Connor Brown scored a short-handed goal and also into an empty net for Ottawa (16-26-4), which won a second straight on the road.

Josh Norris had a goal and an assist and Brady Tkachuk also scored for the Sens. Ottawa goaltender Matt Murray made 26 save for the win.

“We’re not looking at the standings right now,” Norris said. “It’s just take it game by game.”

Ottawa leads the season series with the Flames 6-2-0 with a game remaining.

“I think we just match up well against them,” Norris said. “We have a lot of guys who can really fly up and down the ice.

“We’ve gotten really good goaltending against them this year. That obviously helps.”

Elias Lindholm and Michael Stone countered for the Flames (19-23-3), whose window for a playoff berth is closing. Jacob Markstrom stopped 16-of-19 shots in the loss.

The Montreal Canadiens hold down the fourth and final playoff berth in the North Division.
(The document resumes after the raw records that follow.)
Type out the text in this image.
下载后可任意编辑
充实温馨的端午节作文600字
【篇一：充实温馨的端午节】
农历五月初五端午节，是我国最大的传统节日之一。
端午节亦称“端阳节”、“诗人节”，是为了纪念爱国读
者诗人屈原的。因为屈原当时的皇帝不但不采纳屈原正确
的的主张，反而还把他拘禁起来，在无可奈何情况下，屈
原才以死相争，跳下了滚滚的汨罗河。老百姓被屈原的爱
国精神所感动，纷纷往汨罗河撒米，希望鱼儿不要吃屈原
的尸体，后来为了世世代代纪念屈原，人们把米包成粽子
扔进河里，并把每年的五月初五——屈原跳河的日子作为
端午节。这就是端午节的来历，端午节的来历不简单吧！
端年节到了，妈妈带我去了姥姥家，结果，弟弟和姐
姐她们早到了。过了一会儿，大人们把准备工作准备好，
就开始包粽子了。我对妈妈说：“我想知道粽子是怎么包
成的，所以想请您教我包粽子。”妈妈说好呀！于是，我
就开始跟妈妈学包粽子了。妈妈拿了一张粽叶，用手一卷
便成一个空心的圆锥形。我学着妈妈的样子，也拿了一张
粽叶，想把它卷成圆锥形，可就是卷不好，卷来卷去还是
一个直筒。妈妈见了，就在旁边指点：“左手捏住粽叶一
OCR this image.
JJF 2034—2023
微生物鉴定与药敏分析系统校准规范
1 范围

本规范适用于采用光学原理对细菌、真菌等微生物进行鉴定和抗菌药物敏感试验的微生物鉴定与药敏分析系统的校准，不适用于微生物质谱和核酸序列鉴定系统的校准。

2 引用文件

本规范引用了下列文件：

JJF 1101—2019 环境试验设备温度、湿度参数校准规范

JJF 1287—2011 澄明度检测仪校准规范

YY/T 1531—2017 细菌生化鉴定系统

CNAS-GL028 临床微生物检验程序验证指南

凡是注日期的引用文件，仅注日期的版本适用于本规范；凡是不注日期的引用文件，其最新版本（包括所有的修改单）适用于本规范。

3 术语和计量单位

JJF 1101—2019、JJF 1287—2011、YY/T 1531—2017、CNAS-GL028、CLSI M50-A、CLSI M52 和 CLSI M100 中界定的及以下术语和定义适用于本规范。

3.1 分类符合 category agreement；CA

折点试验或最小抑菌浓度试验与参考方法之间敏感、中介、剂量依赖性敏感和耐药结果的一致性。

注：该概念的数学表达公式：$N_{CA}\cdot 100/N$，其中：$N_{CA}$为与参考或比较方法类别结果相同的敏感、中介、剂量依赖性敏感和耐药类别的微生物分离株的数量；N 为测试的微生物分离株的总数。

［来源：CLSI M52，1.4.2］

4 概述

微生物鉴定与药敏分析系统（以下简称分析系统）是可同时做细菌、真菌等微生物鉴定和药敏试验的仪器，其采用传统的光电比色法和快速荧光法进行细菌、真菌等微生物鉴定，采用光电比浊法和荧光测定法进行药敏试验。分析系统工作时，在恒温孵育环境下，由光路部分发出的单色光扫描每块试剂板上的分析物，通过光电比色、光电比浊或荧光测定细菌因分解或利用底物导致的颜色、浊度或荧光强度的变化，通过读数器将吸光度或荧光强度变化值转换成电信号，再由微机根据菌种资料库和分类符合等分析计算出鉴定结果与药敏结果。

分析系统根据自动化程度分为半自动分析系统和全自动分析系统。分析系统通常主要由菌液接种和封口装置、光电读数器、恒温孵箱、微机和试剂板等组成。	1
Montreal lost 4-1 to the Edmonton Oilers on Monday, but remained six points ahead of Calgary.

“Montreal lost I think I saw, so a little bit of hope,” Flames forward Milan Lucic said. “But we’ve got to stop hoping and start winning some games.”

The Flames have 11 games remaining in the regular season, but three games in four days against the visiting Habs starting Friday will likely determine if Calgary sees the post-season or plays out the string.

Calgary was careless with the puck Monday with 18 giveaways to Ottawa’s nine.

“There was three or four guys who were good players who turned the puck over several times tonight,” Flames head coach Darryl Sutter said.

“I think their defence was a lot quicker than ours, but our defence played a really slow game.”

Stone pulled the Flames within a goal at 10:47 of the third with a slapshot through traffic from the point.

Flames forward Matthew Tkachuk fell and lost the puck skating the puck out of Calgary’s zone for Brown to corral and produce the empty-net goal.

Norris converted an Ottawa man advantage wiring the puck over Markstrom’s glove at 7:52 for a 3-1 lead. 

Calgary didn’t score on a power play late in the second period, nor did it during consecutive Ottawa minors early in the third.

“The power play was too slow,” Sutter said. “Passed the puck too slow.”

The Flames gave up a short-handed goal to the visitors with 56 seconds remaining in the second period to trail 2-1.

Brown scored his third short-handed goal of the season backhanding in a rebound on a 2-on-1 with Nick Paul. Brown had intercepted a Noah Hanifin pass in the defensive zone to start the rush.

Lindholm pulled the hosts even at 11:23 of the first period for his fourth goal and eighth point in his last six games. 

Murray made the initial stop on the Swede, but the puck trickled between the goaltender’s pads for Lindholm to shovel in on a second effort.

A Flames turnover on the offensive blue-line and another along the boards in their own end led to Tkachuk’s goal at 9:50. 

The Senator caged an errant Juuso Valimaki pass and roofed a wrist shot over Markstrom.

Calgary’s Brett Ritchie and Ottawa’s Josh Brown fought at the end of the first period.

Notes: A pre-game ceremony at the Saddledome celebrated Lucic reaching a career 1,000 games April 13 while the Flames were on a road trip. The Flames all wore Lucic’s name and No. 17 in warmup . . . . . Ottawa’s Norris has three goals and five assists in his last five games.